Avoiding the Rabbit Hole: Setting Boundaries on Media & Information Consumption

This past weekend, I woke up early on a Sunday in a perfectly good mood. I was ready for a relaxing, quiet day with my family. Before I got out of bed, I grabbed my phone and checked a few texts and scrolled Instagram for a few minutes. As I scrolled, a post came up where someone was passionately sharing their opinion about current events. There were many comments, some contentious, some in agreement. As I read and scrolled, I felt a tightness in my chest. I was feeling my good, light mood slipping away into frustration and anxiety. I got sucked in and spent a good 20 or 30 minutes reading other posts, others’ opinions, strong feelings, and viewpoints. Just like that my good mood was gone and I just wanted to crawl back under the covers.

I’m a researcher. I like to know information and facts. I have always been like this. Knowing ALL the information somehow eases my mind and calms my anxiety. If there is a major news event, I read every article I can find to learn all the facts, reducing the amount of unknowns. But not now.

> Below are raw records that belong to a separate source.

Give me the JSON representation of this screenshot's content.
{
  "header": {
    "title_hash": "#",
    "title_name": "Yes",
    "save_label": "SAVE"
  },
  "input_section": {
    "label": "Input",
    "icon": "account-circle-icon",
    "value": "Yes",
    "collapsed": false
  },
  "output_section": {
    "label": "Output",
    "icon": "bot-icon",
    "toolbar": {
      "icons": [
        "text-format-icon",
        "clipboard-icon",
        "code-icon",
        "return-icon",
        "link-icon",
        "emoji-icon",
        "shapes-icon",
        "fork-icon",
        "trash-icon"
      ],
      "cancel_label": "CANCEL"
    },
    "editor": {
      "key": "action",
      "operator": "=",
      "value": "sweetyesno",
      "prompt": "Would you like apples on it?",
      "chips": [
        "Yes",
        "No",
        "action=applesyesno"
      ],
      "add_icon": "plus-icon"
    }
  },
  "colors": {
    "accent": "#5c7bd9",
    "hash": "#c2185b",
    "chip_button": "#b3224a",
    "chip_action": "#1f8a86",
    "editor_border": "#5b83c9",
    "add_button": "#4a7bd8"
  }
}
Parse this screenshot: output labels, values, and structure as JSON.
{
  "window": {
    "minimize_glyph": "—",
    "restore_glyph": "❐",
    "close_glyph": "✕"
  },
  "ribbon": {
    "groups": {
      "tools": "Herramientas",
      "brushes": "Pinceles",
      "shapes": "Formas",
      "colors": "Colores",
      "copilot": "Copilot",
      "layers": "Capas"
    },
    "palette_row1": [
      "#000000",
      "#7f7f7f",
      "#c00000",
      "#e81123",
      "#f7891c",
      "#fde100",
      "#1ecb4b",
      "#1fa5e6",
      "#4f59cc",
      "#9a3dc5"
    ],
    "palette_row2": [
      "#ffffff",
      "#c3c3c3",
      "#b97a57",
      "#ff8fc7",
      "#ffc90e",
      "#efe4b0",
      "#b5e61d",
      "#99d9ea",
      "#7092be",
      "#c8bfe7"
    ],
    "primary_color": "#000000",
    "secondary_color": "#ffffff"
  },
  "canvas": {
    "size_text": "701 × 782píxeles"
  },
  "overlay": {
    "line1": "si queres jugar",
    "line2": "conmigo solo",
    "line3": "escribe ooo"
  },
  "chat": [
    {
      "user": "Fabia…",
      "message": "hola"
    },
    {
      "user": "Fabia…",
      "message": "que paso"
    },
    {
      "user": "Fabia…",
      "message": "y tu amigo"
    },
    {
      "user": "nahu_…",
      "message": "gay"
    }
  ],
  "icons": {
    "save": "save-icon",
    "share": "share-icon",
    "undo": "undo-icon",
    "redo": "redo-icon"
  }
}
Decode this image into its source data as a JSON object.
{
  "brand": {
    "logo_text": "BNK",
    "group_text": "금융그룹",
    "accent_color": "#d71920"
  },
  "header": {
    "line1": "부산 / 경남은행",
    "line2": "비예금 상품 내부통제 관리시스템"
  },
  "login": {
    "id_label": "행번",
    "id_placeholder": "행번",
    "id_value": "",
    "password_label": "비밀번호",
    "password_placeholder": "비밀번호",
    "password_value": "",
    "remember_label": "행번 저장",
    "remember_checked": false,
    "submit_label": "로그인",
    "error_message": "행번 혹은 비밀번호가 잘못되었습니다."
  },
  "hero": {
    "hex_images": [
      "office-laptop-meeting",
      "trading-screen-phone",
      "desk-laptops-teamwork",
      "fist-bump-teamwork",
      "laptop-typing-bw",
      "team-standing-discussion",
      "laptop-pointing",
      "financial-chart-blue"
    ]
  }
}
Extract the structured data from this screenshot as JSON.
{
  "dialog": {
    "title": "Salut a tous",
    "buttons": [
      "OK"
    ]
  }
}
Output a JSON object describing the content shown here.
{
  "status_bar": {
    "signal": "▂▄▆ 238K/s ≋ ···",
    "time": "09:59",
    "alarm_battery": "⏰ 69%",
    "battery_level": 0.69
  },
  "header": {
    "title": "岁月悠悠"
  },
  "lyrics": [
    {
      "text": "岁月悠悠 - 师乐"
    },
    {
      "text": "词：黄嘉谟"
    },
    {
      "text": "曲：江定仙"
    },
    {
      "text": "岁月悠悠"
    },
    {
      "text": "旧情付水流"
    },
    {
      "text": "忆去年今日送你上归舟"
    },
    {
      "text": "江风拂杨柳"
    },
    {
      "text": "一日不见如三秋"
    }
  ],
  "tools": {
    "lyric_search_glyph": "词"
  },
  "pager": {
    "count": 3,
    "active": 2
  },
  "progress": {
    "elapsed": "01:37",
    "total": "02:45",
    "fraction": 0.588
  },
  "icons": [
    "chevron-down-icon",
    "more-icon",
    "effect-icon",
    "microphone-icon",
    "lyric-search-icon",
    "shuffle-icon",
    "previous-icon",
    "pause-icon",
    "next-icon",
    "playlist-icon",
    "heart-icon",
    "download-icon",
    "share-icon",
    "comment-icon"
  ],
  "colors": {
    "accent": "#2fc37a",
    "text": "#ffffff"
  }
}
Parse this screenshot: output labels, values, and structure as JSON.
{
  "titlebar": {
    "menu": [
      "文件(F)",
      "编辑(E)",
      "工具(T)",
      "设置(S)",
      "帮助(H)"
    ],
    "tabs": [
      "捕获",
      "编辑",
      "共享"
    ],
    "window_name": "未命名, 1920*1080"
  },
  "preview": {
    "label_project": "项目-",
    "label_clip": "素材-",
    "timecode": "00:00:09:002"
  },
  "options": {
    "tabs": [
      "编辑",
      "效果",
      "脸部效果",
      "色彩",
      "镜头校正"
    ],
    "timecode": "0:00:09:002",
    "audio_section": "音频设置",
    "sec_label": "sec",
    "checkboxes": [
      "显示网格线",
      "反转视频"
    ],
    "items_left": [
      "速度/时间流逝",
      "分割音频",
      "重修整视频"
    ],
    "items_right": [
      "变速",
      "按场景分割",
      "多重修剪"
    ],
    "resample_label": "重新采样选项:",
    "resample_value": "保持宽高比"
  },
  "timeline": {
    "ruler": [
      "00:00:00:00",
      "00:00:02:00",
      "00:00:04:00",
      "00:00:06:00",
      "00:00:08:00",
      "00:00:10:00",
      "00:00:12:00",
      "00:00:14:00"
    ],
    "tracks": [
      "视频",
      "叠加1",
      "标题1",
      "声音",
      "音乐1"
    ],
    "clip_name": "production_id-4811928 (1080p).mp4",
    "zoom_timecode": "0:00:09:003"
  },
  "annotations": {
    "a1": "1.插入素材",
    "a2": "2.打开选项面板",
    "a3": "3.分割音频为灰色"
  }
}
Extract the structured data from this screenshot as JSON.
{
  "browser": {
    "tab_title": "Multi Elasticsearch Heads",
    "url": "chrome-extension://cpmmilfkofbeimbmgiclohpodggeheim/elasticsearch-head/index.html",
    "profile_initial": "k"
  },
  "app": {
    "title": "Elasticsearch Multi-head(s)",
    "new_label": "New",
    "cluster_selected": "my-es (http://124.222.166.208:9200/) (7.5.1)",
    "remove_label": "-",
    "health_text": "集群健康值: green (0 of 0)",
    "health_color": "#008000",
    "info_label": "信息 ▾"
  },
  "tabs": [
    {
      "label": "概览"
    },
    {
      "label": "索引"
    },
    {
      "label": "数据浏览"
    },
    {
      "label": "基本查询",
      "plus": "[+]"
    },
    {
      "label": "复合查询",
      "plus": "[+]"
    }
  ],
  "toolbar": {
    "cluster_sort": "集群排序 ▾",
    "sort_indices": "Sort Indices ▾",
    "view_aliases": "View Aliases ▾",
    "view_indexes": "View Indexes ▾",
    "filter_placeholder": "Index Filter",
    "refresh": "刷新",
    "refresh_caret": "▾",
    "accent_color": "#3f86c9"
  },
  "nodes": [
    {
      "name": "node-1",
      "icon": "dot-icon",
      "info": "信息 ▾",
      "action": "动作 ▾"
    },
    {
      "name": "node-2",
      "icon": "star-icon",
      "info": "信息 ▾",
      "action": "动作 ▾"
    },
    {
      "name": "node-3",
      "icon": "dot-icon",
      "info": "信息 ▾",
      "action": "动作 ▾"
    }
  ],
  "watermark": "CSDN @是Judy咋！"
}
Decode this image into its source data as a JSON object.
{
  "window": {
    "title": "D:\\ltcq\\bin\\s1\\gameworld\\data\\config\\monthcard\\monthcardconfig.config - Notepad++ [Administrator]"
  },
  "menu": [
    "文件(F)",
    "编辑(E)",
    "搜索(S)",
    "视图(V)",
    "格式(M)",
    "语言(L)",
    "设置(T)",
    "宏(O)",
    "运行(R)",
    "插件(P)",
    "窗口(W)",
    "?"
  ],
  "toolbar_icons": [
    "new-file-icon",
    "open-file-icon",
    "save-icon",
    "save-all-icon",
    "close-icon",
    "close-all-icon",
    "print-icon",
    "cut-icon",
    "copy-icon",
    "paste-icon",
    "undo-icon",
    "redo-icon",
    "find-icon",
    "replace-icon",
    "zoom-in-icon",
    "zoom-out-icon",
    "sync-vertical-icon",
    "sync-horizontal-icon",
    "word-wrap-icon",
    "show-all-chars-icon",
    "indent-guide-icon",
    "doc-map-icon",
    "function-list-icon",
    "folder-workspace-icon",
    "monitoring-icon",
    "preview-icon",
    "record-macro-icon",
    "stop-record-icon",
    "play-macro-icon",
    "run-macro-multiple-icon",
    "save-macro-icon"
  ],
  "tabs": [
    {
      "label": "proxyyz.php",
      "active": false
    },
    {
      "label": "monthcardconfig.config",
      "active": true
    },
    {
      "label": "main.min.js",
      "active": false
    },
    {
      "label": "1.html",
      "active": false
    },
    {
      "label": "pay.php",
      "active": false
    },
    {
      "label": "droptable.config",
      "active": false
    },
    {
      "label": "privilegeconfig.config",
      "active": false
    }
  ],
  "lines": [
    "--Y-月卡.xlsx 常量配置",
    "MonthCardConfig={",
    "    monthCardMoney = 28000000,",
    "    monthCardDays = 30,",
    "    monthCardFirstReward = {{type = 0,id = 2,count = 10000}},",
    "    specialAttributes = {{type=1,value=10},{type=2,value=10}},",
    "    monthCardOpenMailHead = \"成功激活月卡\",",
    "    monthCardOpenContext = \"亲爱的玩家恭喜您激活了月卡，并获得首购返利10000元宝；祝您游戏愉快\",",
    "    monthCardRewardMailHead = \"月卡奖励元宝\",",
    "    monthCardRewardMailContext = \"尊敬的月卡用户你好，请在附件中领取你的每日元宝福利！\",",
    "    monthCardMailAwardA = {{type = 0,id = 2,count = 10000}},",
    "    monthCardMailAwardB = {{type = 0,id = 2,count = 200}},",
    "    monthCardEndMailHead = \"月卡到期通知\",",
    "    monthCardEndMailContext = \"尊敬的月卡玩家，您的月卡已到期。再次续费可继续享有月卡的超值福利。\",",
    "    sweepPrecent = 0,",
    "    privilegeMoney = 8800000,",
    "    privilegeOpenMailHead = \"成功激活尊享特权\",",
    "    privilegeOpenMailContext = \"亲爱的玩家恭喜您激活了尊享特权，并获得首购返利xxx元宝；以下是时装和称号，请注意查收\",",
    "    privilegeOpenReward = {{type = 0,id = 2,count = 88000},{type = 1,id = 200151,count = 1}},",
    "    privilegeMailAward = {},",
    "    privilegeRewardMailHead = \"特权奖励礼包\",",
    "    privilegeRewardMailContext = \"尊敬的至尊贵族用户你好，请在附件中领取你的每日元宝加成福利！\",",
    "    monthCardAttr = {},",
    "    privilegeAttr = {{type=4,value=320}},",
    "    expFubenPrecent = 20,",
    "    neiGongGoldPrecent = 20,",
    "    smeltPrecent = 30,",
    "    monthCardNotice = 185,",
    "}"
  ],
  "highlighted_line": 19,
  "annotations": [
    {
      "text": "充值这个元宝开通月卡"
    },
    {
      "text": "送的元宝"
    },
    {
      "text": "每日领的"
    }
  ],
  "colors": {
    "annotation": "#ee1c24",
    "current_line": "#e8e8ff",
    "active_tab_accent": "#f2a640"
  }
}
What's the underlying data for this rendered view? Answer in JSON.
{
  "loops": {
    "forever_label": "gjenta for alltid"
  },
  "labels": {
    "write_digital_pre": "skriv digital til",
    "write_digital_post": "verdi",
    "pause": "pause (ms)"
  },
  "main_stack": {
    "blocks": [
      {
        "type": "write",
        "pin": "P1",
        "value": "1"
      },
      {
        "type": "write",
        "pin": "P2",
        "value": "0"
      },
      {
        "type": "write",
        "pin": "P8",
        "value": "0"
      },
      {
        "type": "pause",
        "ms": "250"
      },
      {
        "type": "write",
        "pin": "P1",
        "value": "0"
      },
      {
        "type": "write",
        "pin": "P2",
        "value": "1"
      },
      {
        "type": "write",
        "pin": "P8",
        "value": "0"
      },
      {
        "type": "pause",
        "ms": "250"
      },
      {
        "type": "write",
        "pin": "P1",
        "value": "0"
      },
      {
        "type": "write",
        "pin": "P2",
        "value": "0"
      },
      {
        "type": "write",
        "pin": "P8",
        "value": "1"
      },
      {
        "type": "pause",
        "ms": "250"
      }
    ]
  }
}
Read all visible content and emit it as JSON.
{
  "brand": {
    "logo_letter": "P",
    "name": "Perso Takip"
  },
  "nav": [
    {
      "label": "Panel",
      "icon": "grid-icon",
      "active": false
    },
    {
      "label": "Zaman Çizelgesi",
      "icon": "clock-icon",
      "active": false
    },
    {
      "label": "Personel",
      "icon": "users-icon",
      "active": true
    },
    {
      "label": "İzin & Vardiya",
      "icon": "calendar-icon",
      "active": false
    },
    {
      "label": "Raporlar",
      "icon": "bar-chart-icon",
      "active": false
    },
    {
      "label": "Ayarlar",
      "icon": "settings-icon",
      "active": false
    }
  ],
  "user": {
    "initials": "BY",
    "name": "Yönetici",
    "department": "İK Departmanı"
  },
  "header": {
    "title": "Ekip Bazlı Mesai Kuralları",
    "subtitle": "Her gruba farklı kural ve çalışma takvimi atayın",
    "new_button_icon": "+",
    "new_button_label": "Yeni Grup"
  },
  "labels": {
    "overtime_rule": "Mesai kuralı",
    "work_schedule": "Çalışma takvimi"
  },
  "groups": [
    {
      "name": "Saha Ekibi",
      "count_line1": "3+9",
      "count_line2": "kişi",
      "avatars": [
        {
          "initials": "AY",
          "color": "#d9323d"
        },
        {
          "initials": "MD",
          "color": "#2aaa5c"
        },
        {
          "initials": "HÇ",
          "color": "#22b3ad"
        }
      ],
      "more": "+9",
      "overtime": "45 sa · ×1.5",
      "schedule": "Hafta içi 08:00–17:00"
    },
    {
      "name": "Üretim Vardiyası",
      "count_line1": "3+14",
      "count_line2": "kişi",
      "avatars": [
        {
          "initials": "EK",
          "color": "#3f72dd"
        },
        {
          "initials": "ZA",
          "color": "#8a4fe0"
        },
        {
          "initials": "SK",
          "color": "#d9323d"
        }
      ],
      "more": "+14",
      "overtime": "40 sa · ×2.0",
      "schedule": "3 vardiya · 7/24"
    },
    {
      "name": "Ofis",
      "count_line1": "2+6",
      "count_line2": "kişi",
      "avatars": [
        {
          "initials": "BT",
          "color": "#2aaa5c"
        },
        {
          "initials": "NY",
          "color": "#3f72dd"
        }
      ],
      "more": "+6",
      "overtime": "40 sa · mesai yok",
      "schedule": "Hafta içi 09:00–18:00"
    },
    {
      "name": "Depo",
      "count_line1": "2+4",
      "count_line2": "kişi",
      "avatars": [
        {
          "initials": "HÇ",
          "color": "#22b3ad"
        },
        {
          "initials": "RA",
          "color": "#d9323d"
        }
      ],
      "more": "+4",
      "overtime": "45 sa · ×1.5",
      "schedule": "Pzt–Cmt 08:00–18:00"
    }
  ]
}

Not with the current pandemic, looming election, and people shouting their opinions from every direction. Right now it seems like no one can quite find the right answers, so we go looking and looking, digging deeper and deeper, but we still haven’t found any right answers, only feelings and opinions.

So this past weekend, I set some boundaries for myself. I decided how I was going to try to consume social media, news, and information over the next few months, because I only see it getting louder and more opinionated.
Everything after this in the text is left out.